The Labour History Project is delighted to announce the shortlist for the 2022 Bert Roth Award. The Bert Roth Award is presented annually to the work that best depicts the history of work and resistance in Aotearoa/New Zealand. It is named for the late historian Bert Roth. This was a particularly strong year and we’re excited by the quality of the shortlist.
Elinor Chisholm, ‘”Come Quickly!
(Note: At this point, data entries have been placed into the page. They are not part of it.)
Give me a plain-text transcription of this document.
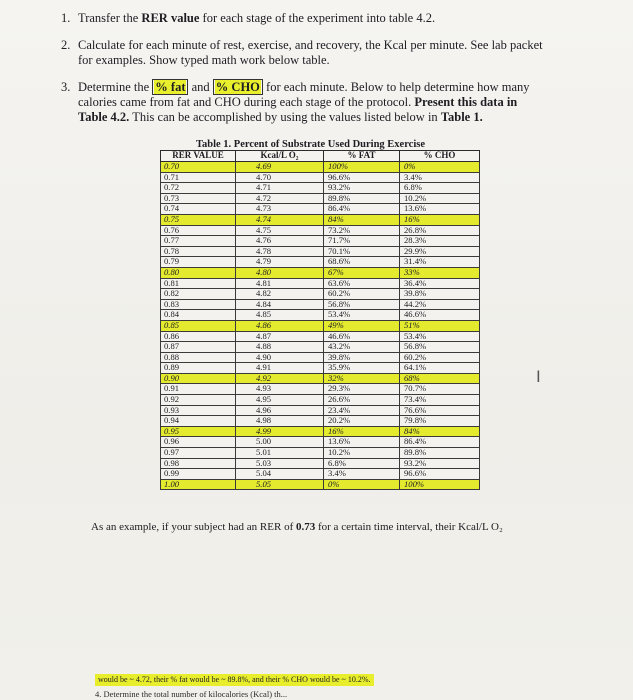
1. Transfer the RER value for each stage of the experiment into table 4.2.
2. Calculate for each minute of rest, exercise, and recovery, the Kcal per minute. See lab packet
for examples. Show typed math work below table.
3. Determine the % fat and % CHO for each minute. Below to help determine how many
calories came from fat and CHO during each stage of the protocol. Present this data in
Table 4.2. This can be accomplished by using the values listed below in Table 1.
Table 1. Percent of Substrate Used During Exercise
RER VALUE	Kcal/L O₂	% FAT	% CHO
0.70	4.69	100%	0%
0.71	4.70	96.6%	3.4%
0.72	4.71	93.2%	6.8%
0.73	4.72	89.8%	10.2%
0.74	4.73	86.4%	13.6%
0.75	4.74	84%	16%
0.76	4.75	73.2%	26.8%
0.77	4.76	71.7%	28.3%
0.78	4.78	70.1%	29.9%
0.79	4.79	68.6%	31.4%
0.80	4.80	67%	33%
0.81	4.81	63.6%	36.4%
0.82	4.82	60.2%	39.8%
0.83	4.84	56.8%	44.2%
0.84	4.85	53.4%	46.6%
0.85	4.86	49%	51%
0.86	4.87	46.6%	53.4%
0.87	4.88	43.2%	56.8%
0.88	4.90	39.8%	60.2%
0.89	4.91	35.9%	64.1%
0.90	4.92	32%	68%
0.91	4.93	29.3%	70.7%
0.92	4.95	26.6%	73.4%
0.93	4.96	23.4%	76.6%
0.94	4.98	20.2%	79.8%
0.95	4.99	16%	84%
0.96	5.00	13.6%	86.4%
0.97	5.01	10.2%	89.8%
0.98	5.03	6.8%	93.2%
0.99	5.04	3.4%	96.6%
1.00	5.05	0%	100%
As an example, if your subject had an RER of 0.73 for a certain time interval, their Kcal/L O₂
I
would be ~ 4.72, their % fat would be ~ 89.8%, and their % CHO would be ~ 10.2%.
4. Determine the total number of kilocalories (Kcal) th...
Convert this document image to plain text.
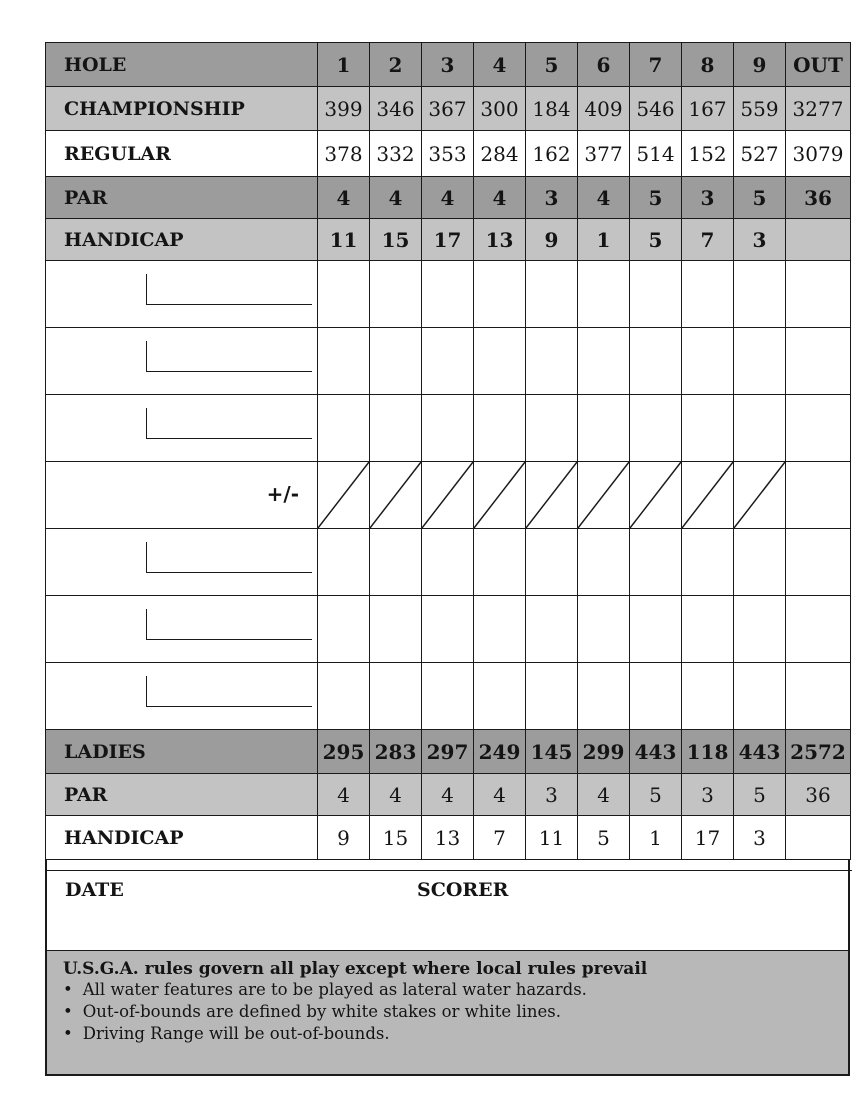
HOLE	1	2	3	4	5	6	7	8	9	OUT
CHAMPIONSHIP	399	346	367	300	184	409	546	167	559	3277
REGULAR	378	332	353	284	162	377	514	152	527	3079
PAR	4	4	4	4	3	4	5	3	5	36
HANDICAP	11	15	17	13	9	1	5	7	3	

+/-

LADIES	295	283	297	249	145	299	443	118	443	2572
PAR	4	4	4	4	3	4	5	3	5	36
HANDICAP	9	15	13	7	11	5	1	17	3	
DATE	SCORER
U.S.G.A. rules govern all play except where local rules prevail
• All water features are to be played as lateral water hazards.
• Out-of-bounds are defined by white stakes or white lines.
• Driving Range will be out-of-bounds.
The Bailiffs Are In!”: Resistance to Eviction During the Depression in New Zealand’, New Zealand Journal of History, 55(2), 2021, pp. 32-50.
Brad Flahive & Alex Liu, Once a Panther, Podcast, 2021.
Morgan Godfery, ‘In Kawerau one thing impedes the effort to vaccinate Māori: New Zealand’s history’, The Guardian, 19 October 2021,
Julia Laite, The disappearance of Lydia Harvey, Allen & Unwin, 2021.
Cybèle Locke, ‘The New Zealand Northern Drivers’ Union: Trade Union Anti-Racism Work’, 1937–80 Labour History, 120, 2021, pp. 21-47.
Jon Henning, ‘The Unpaid Child’, New Zealand Journal of History, 55(1), pp. 50-71.
Rebecca Macfie, Helen Kelly: Her Life, Awa Press, 2021.
Jacinta Ruru & Linda Nikora (eds), Ngā Kete Mātauranga, University of Otago Press, 2021.
@tweetthetour, 2021.
Margaret Wilson, Activism, Feminism, Politics and Parliament, Bridget Williams Books, 2021.
The winner will be announced at the Labour History Project AGM – 6pm at the National Library, Wednesday 20 July. There will also be the Rona Bailey Memorial Lecture, and the launch of Women Will Rise! Recalling the Working Women’s Charter.